All of the existing brain research tells us that young children learn best in a play based, multi-sensory environment where the child makes independent choices. In other words, important learning takes place during play. For instance, the dramatic play center in your child’s classroom may just look like a kitchen to you. But to your child it is full of opportunities to practice negotiation, planning, imagination, oral language, writing, small motor skills and problem solving. These are the types of activities that get children ready for kindergarten.
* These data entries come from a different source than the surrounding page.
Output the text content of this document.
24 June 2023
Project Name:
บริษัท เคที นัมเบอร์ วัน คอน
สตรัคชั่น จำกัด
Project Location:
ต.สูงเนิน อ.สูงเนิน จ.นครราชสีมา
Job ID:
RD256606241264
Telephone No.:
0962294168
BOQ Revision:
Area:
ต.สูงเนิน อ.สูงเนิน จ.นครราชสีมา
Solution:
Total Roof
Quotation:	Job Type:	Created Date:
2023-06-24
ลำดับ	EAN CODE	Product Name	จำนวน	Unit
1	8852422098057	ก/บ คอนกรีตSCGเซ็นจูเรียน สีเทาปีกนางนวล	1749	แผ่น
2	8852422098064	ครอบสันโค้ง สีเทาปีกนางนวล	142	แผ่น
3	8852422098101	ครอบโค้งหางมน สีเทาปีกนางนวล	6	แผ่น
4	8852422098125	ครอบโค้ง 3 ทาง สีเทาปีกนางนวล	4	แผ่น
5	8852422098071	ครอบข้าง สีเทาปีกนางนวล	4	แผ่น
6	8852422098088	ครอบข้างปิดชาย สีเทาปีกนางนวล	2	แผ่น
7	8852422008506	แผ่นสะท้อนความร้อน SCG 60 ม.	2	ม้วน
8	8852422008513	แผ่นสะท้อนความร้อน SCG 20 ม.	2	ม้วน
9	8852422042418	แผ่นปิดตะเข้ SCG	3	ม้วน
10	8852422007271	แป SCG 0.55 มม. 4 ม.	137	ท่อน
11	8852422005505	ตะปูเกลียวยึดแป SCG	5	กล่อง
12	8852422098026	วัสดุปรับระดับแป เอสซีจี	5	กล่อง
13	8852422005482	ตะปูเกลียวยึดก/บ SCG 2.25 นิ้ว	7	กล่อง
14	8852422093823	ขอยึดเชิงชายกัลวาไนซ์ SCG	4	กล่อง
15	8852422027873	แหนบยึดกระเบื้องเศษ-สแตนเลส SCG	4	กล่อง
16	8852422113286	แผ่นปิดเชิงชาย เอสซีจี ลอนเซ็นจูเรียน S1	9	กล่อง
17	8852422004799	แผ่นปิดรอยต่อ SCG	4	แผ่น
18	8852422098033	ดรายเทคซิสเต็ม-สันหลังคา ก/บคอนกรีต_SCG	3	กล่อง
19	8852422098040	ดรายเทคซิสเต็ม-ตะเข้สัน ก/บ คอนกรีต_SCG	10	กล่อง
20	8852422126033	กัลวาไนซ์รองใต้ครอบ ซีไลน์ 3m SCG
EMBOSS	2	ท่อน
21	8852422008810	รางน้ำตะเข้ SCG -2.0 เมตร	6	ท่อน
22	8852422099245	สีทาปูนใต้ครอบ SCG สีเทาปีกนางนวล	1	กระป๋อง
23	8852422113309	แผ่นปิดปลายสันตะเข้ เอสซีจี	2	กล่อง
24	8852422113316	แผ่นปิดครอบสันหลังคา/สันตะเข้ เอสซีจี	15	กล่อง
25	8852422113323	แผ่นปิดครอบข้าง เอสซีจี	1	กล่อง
Today, school choices seem endless. Public, private, faith-based, home school………. Each school’s definition of readiness may differ according to their expectations of children. The admission process for some of these schools may include “testing.” These tests are designed to see if your child is “ready” for that particular school’s curriculum. The school wants your child to be successful. If their kindergarten curriculum is not suited for your child’s developmental level or chronological age, the school may suggest Transitional/Junior Kindergarten. I urge parents to investigate all school options. It is often helpful to turn the tables on this process. Ask the questions, “Is this school “ready” for my child? Can they meet his needs? Will my child flourish here?” Also, be sure to talk with your child’s preschool teacher about how your child functions in the classroom setting.
Parents usually ask, “What can I do to help my child get ready for kindergarten?” Unfortunately, there is no magic formula or infomercial product that can prepare your child for school success. But, the answer to this question is relatively simple. Here are a few suggestions.
* Read to your child/be a role model for lifelong reading
* Talk to and listen to your child
* Encourage self help skills (dressing self, opening lunch, toileting, etc.)
* Limit screen time (TV, DVD, Computer, etc.)
* Give your child responsibilities at home (take out trash, make bed, set table,etc.)
* Give your child large motor opportunities (running, jumping, climbing, etc.)
* Give your child creative opportunities (singing, dancing, drawing, etc.)
* Look for opportunities to point out shapes, colors, numbers, and letters as a part of everyday life.
* Make sure your child is well rested and well nourished
* Arrange “play dates” with other children
As you reflect upon your daunting decision of school choice, remember this is a journey for you and your child. Maybe instead of asking, “Are we there yet?” we should be asking, “Where are we?” Instead of asking, “Is my child ready?” we should be asking “What is my child ready to do?” or “Which school is ready for my child?”